Utter nonsense, of course. To believe that it’s somehow artistic to maintain an ignorance of prose mechanics or literary convention is simply a way to rationalize laziness. But certainly it’s an easy idea to cling to, especially for beginning writers, who tend to be more interested in Grand Themes and complex plots than in pronoun-antecedent agreement. I personally grabbed onto this fallacy with both hands, as soon as I found that letter from Hemingway. If Ernest didn’t care about such bagatelles as spelling and mechanics, then why should I?
What I didn’t understand was that Hemingway’s note to Fitzgerald exaggerated the problem (both of their spelling errors were minor), while taking a very Hemingway-esque dig at a rival. Also, forgiving oneself the occasional spelling mistake is much different from ignoring considerations of style and grammar. In truth, as I would later learn, Ernest was sort of obsessed with the way language worked, which you have to be if you rewrite a single page thirty-nine times, as he reportedly did for the ending of A Farewell to Arms. His grammatical mastery is also evident in the beginning of that book. As the critic Walter Ong has pointed out, his unexpected use of the demonstrative pronoun and the definite article in the first paragraph sharply influences the way the reader approaches the narrator and the subsequent action.
In other words, far from shrugging off the minor points of language usage, Hemingway knew that nothing else—the development of his story, the articulation of his themes, the interplay of his characters—would matter if he didn’t control the nuances of grammar. The study of language and prose mechanics is not beneath a great writer’s attention, it is the primary focus of it. I would have noticed this earlier if I’d been paying real attention to Hemingway’s work, instead of just trying to figure out how to get to a bullfight.

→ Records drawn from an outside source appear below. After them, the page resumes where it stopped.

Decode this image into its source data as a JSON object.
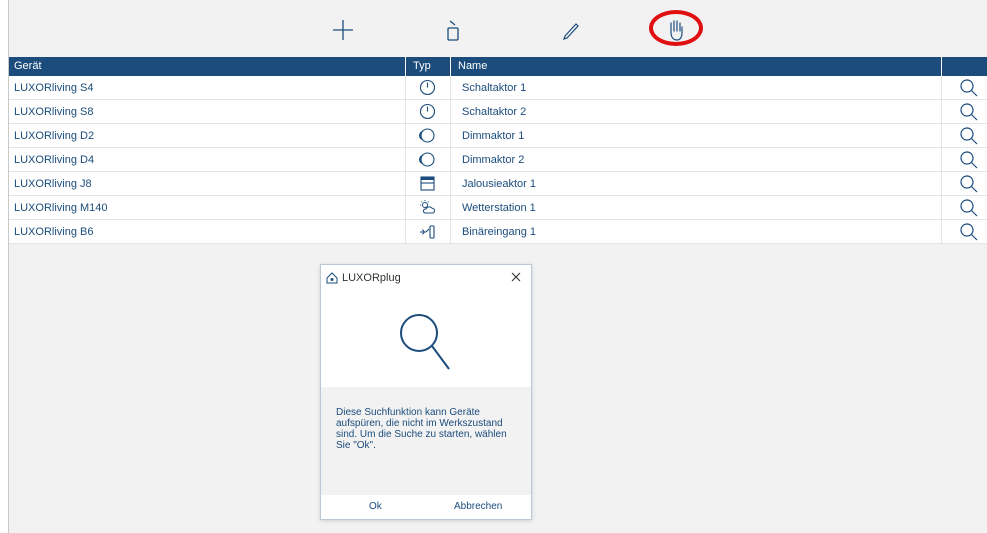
{
  "table": {
    "headers": {
      "device": "Gerät",
      "type": "Typ",
      "name": "Name"
    },
    "rows": [
      {
        "device": "LUXORliving S4",
        "type_icon": "timer-switch-icon",
        "name": "Schaltaktor 1"
      },
      {
        "device": "LUXORliving S8",
        "type_icon": "timer-switch-icon",
        "name": "Schaltaktor 2"
      },
      {
        "device": "LUXORliving D2",
        "type_icon": "dimmer-icon",
        "name": "Dimmaktor 1"
      },
      {
        "device": "LUXORliving D4",
        "type_icon": "dimmer-icon",
        "name": "Dimmaktor 2"
      },
      {
        "device": "LUXORliving J8",
        "type_icon": "blind-icon",
        "name": "Jalousieaktor 1"
      },
      {
        "device": "LUXORliving M140",
        "type_icon": "weather-station-icon",
        "name": "Wetterstation 1"
      },
      {
        "device": "LUXORliving B6",
        "type_icon": "binary-input-icon",
        "name": "Binäreingang 1"
      }
    ]
  },
  "toolbar": {
    "icons": [
      "add-icon",
      "device-icon",
      "edit-icon",
      "hand-icon"
    ],
    "highlight_color": "#e01010"
  },
  "dialog": {
    "title": "LUXORplug",
    "message": "Diese Suchfunktion kann Geräte aufspüren, die nicht im Werkszustand sind. Um die Suche zu starten, wählen Sie \"Ok\".",
    "ok_label": "Ok",
    "cancel_label": "Abbrechen"
  },
  "colors": {
    "accent": "#1b4c7c",
    "background": "#f2f2f2"
  }
}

The romantic myth of the writer as one who eschews rigorous technical study in order to take a big fat bite out of life is thoroughly imbued in our culture. Aspiring writers are encouraged to believe that preparing oneself for a life of fiction writing should involve getting adventurous jobs, like Jack London did; or having a torrid and star-crossed love affair, like Mary Shelley did; or hitting the road with a few dollars and a tank of gas, like Kerouac did; or getting drunk all the time (hard to choose just one example here). Even people who know better sometimes seem to think we should let aspiring writers maintain the delusion. Eventually, the argument goes, the school of hard knocks will teach them what being a writer actually means, and that’s the only way they can appreciate the lesson.
I wrote this book in part because I disagree with this laissez-faire approach. It’s wrong to let people labor under a false idea, especially one that has been so doggedly perpetuated by the culture. I recall with a shudder how much of my time (and the time of many slush-pile readers) I wasted under the delusion that I could get by on raw talent and whatever usage rules had osmosed their way into me. This book argues that mastering language on a fundamental level is an essential part of becoming a literary artist, as necessary to focus on as character development or plot construction. I wish I had heard this thesis around the time I learned that Hemingway needed Spell Check.
But more importantly, the book is meant to serve as a resource, because there aren’t many other places for you to turn if you want to examine the relationship between language usage and fiction. I’ve never read a creative writing book that didn’t assert the importance of mastering prose mechanics, yet I’ve never read one that gave adequate advice about how to do it. I’ve never been in a creative writing classroom in which the instructor didn’t tell students how crucial it was to know basic grammar, yet I’ve never been in one (including those I’ve taught) in which the class spent more than a few minutes talking about how to learn it. This is understandable—writers of fiction manuals have only a few hundred pages, and instructors have only sixteen weeks, to discuss the innumerable elements of their subject. Still, a destructive message is being sent: “grammar, style, and convention are important, but not so important that we’re going to talk about them.”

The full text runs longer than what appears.